ザビエル教頭は「あ~助かった」とか言いながら起き上った。

ブサイク校長に至っては「まだ変身二回残ってるし」とか呟いている。殴ってやりたい。

「それで、『リンクバトル』の秘密を教えてくれるんですよね?」

 これのために戦ったんだから、さっさと教えてもらわないとね。

「はい。そうでしたね……」

「なんでも質問して構わんぞ」

 なぜ少し上から目線? ブサイク校長殴りたい。

「では、まず、『リンクバトル』の存在意義について教えてください」

 とりあえずこれを聞かないと始まらないよね。

 この質問に対し、ザビエル教頭は咳払いを一つしてから語り始めた。

「現代科学で解明できないようなバトルシステムについては、企業秘密ですので答えられません」

 口元に人差し指をあてて秘密ポーズを作る。軽い吐き気と殺意を感じる。

 しかも、秘密にするとか絶対やばい技術使ってるじゃんこれ!

「しかし、バトルの意義ならお教えしましょう」

 急に真剣な表情になる。

 意義。このバトルを何故、協会が実施するか。これには一番関心がある。

「近ごろの人は、自分の気持ちを閉じ込める人が多いです」

 自分の気持ちを閉じ込める……?

「ええ。好きなもの、嫌いなもの、やりたいこと、やりたくないこと……さまざまです。心の奥底では自分の気持ちを分かっているのに、それに嘘を吐き、自分を騙すのです」

 ザビエル教頭は遠くを見つめるような目をする。これまでのへっぽこなダメ中年とは違い、教育者の目をしている。
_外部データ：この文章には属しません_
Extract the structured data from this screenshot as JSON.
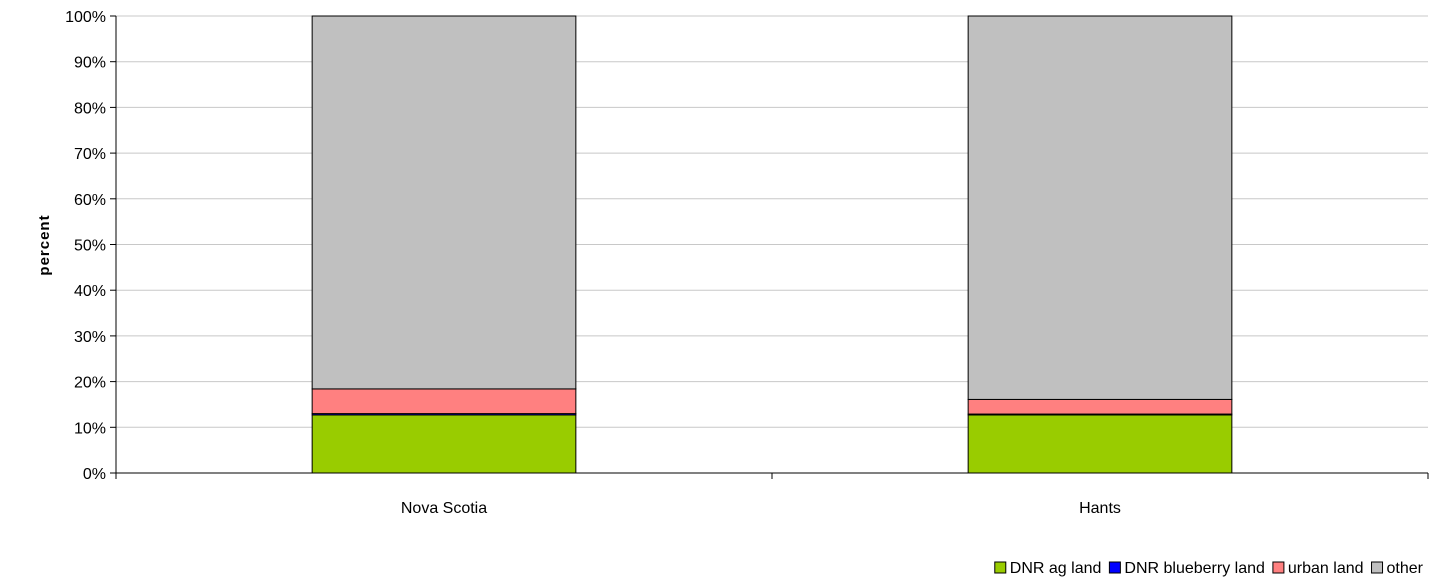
{
  "chart_data": {
    "type": "bar",
    "stacked": true,
    "percent_stacked": true,
    "categories": [
      "Nova Scotia",
      "Hants"
    ],
    "series": [
      {
        "name": "DNR ag land",
        "values": [
          12.7,
          12.7
        ],
        "color": "#99cc00"
      },
      {
        "name": "DNR blueberry land",
        "values": [
          0.3,
          0.2
        ],
        "color": "#0000ff"
      },
      {
        "name": "urban land",
        "values": [
          5.4,
          3.2
        ],
        "color": "#ff8080"
      },
      {
        "name": "other",
        "values": [
          81.6,
          83.9
        ],
        "color": "#c0c0c0"
      }
    ],
    "ylabel": "percent",
    "xlabel": "",
    "ylim": [
      0,
      100
    ],
    "yticks": [
      "0%",
      "10%",
      "20%",
      "30%",
      "40%",
      "50%",
      "60%",
      "70%",
      "80%",
      "90%",
      "100%"
    ],
    "grid": true,
    "legend_position": "bottom-right"
  }
}
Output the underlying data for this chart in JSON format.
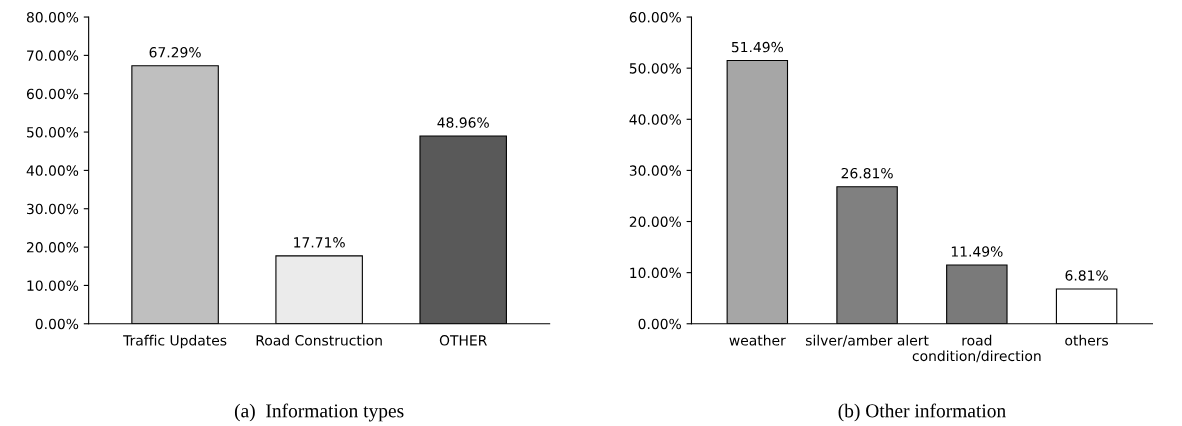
{
  "chart_data": [
    {
      "type": "bar",
      "title": "(a)  Information types",
      "categories": [
        "Traffic Updates",
        "Road Construction",
        "OTHER"
      ],
      "values": [
        67.29,
        17.71,
        48.96
      ],
      "colors": [
        "#bfbfbf",
        "#ebebeb",
        "#595959"
      ],
      "value_labels": [
        "67.29%",
        "17.71%",
        "48.96%"
      ],
      "ylim": [
        0,
        80
      ],
      "yticks": [
        {
          "value": 0,
          "label": "0.00%"
        },
        {
          "value": 10,
          "label": "10.00%"
        },
        {
          "value": 20,
          "label": "20.00%"
        },
        {
          "value": 30,
          "label": "30.00%"
        },
        {
          "value": 40,
          "label": "40.00%"
        },
        {
          "value": 50,
          "label": "50.00%"
        },
        {
          "value": 60,
          "label": "60.00%"
        },
        {
          "value": 70,
          "label": "70.00%"
        },
        {
          "value": 80,
          "label": "80.00%"
        }
      ],
      "grid": false
    },
    {
      "type": "bar",
      "title": "(b) Other information",
      "categories": [
        "weather",
        "silver/amber alert",
        "road\ncondition/direction",
        "others"
      ],
      "values": [
        51.49,
        26.81,
        11.49,
        6.81
      ],
      "colors": [
        "#a6a6a6",
        "#808080",
        "#7a7a7a",
        "#ffffff"
      ],
      "value_labels": [
        "51.49%",
        "26.81%",
        "11.49%",
        "6.81%"
      ],
      "ylim": [
        0,
        60
      ],
      "yticks": [
        {
          "value": 0,
          "label": "0.00%"
        },
        {
          "value": 10,
          "label": "10.00%"
        },
        {
          "value": 20,
          "label": "20.00%"
        },
        {
          "value": 30,
          "label": "30.00%"
        },
        {
          "value": 40,
          "label": "40.00%"
        },
        {
          "value": 50,
          "label": "50.00%"
        },
        {
          "value": 60,
          "label": "60.00%"
        }
      ],
      "grid": false
    }
  ]
}
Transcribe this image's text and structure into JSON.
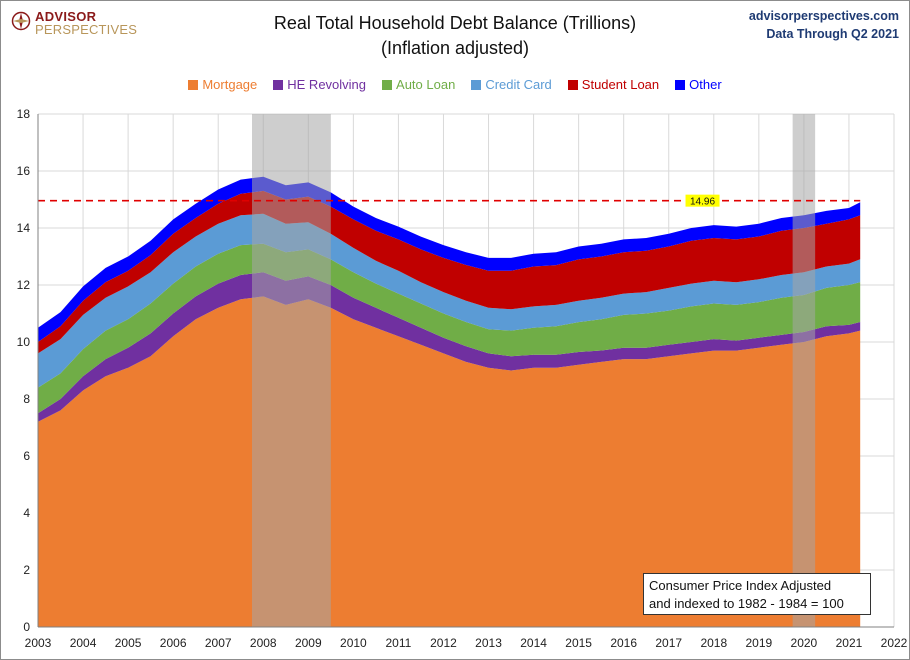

「だから、もっと自分に正直になって欲しいと思って、このバトルを考えました」

 私たちはこのバトルを通じて、お互いに素直に想いをぶつけあった。そして、絆を深め、強くなった。

 ふと、葵の方は見る。すると葵もすぐに私の視線に気が付き、にこりと笑う。

 でも、私は見逃さなかった。葵がこちらを向くまでのほんの少しの時間、なぜか驚いているような、怯えているような顔をしていた。

「つまり『リンクポイント』とは、本人が心の奥底で最も求めているものの具現化なのです」

 ザビエル教頭は力説した。

「なるほど。つまり、私が友達を求めていたから『友情』のリンクポイントとなったのですね」

 これまでの話の復習のつもりで確認を取る。しかし……

「いいえ。『リンクポイント』とは、招待状が送られてきた人間の求めるものです。つまり、四条さんが『友情』を求めていた。そして、そのパートナーにあなたを選んだのです」

 …………え。

 本当に? そんなことってありえる?

 だって、葵は美人でコミュ力のある娘だよ?

 友達が欲しいなんて願うかなぁ?

「四条さん」

 ザビエル教頭が葵に向き合う。

「今のあなたには、最高の友人がいる。怖がらずに、素直な自分の気持ちと向き合ってはいかがですか?」

 その言葉を聞き、葵は息を飲む。

 そして、黙って下を向いたかと思うと、葵の足元にしとしとと涙の跡ができた。

 教頭は何を言っているのだろう。そして、葵は何かを隠しているのだろうか。

 でも、そんなことよりも泣いている葵は放っておけない。何か声をかけようと私は一歩葵に詰め寄った。

「祇園ちゃんっ!」

 私が葵の名を呼ぶより先に、葵が私の名を呼び、抱きついてきた。

 私の胸で小動物のように震える葵を、優しく抱きしめた。

「…………」

 無言で抱きしめる力を少し強める。

 大丈夫。今は抱きしめるだけでいい。

 葵が何を恐れているのか、何を隠しているのか。気になることは確かにある。

 でも、それ以上に私は葵を信じている。